I never thought I’d say this, but I miss the combat engine from the first game. It felt much more tactical, and no matter how many enemies I was facing at once, I felt as though I was in complete control of the situation. The Witcher 2′s combat system could have been AWESOME, as the potential for fast paced action is quite noticeable in every encounter. Having to actively move around, parrying enemies, choosing when to strike…it all sounds great on paper. However, it instead comes across as clunky, causing me to swing at empty air as often as I swing at an enemy (or causing me to try attacking an enemy I’ve locked onto whose behind everyone else.)

As I’ve been playing the game, I find myself acclimating to the combat more, so this may be something that disperses with more time. For now though, it feels awkward, almost as if the developers weren’t entirely sure if they wanted an active combat system.

Consolization

This one isn’t all that surprising, given that it was announced right from the beginning that Assassins of Kings was going to eventually be coming to consoles. Still, this game’s interface has been obviously optimized for a controller…I can’t help but wonder if my issues with looting and combat would be eradicated if I were to just hook up a wired 360 controller to my PC, but I refuse to do so unless my feelings regarding combat and looting don’t improve.

EDIT: I’ve since put about five hours more into the game since I originally wrote this article, and many of my problems (primarily dealing with combat) have been fixed. Still, since this is a game appearing on the PC, I feel that my complaints are justified.

The interface, though streamlined, is somehow harder to understand and use than the previous game’s interface. Maybe it’s because I’m so accustomed to PC-centric UIs, but even though the menus are simpler, they somehow feel more cluttered. I don’t want to scroll through inventory lists; I want a grid that allows me to see everything I’m carrying at a glance. A grid-based inventory is intuitive by its very nature alone…having an inventory presented as a list forces you to scroll through different screens in an attempt to locate what you want, rather than visually seeing an icon and simply clicking on it.

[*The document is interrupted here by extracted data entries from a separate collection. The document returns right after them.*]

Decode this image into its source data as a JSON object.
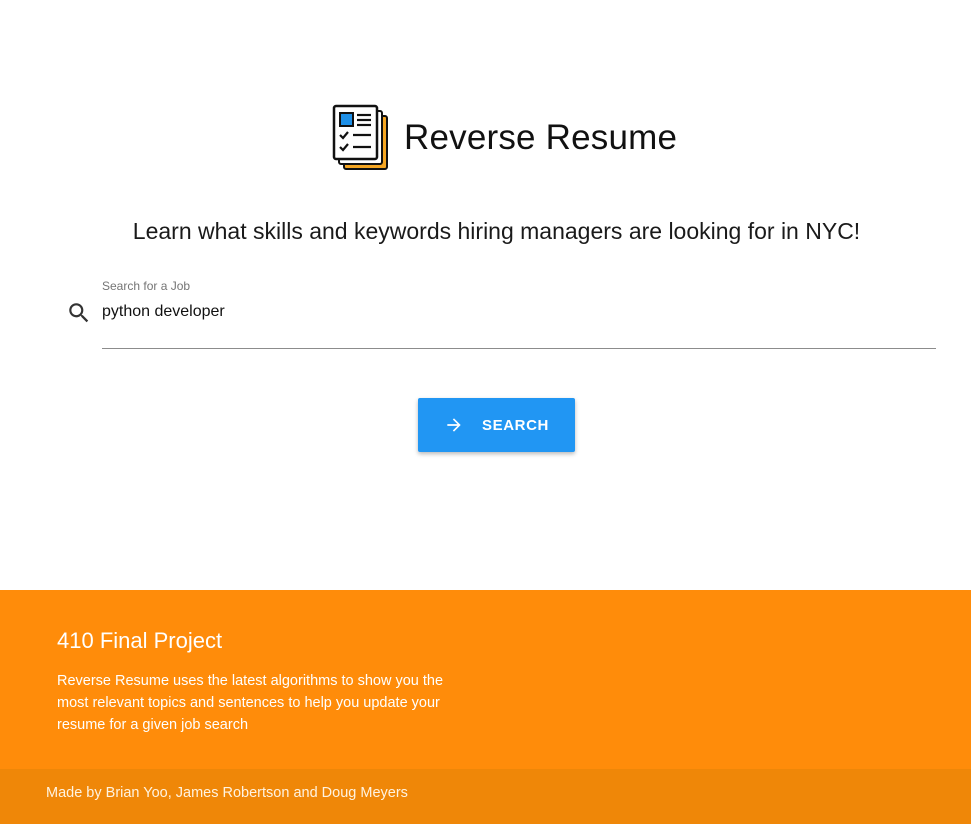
{
  "app": {
    "title": "Reverse Resume",
    "logo_icon": "resume-document-icon",
    "tagline": "Learn what skills and keywords hiring managers are looking for in NYC!"
  },
  "search": {
    "icon": "search-icon",
    "label": "Search for a Job",
    "value": "python developer",
    "button_icon": "arrow-right-icon",
    "button_label": "SEARCH"
  },
  "footer": {
    "title": "410 Final Project",
    "description": "Reverse Resume uses the latest algorithms to show you the most relevant topics and sentences to help you update your resume for a given job search",
    "credits": "Made by Brian Yoo, James Robertson and Doug Meyers"
  },
  "colors": {
    "accent": "#2196f3",
    "footer_background": "#ff8c0a",
    "footer_bottom_bar": "#ef8708",
    "logo_blue": "#1e90e8",
    "logo_orange": "#f5a623"
  }
}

The Witcher 2 also suffers from something that plagued Dragon Age 2: a separate inventory screen rather than something that lays over the in-game UI. This causes a complete destruction of immersion, due to a lack of sight on the game world. I know having the inventory take up the whole screen allows for UI elements to be more spread out, but if they had stuck to a grid-based system, that would be a moot point anyway. Again, I’m not surprised that the game feels like it belongs on a console, as a 3rd-person action RPG probably WOULD be more comfortable with a controller instead of a mouse and keyboard, but it’s disappointing all the same.

Conclusion

I know I just spent the last 900 words or so ripping The Witcher 2, so let me be clear here: I’m really enjoying this game, and I plan to play it to the very end. The storyline is engaging, the world feels alive, the writing is great, the sound design is fantastic (ESPECIALLY the foley work), the visuals are gorgeous, and as long as ubersampling is turned off, I can quite smoothly run the game at full maximum settings on my mid-range gaming PC (Athlon II X4 635, 4 gigs of DDR2 800 RAM, 560ti Twin Frozr GPU, 1920 x 1080 resolution).

With all that being said, there are a number of things that I would really like to see addressed in a future patch, most notably Polish language support for the Steam version. The Witcher 2 is a great game so far, but because of all the things it gets right, the things it gets wrong really stand out.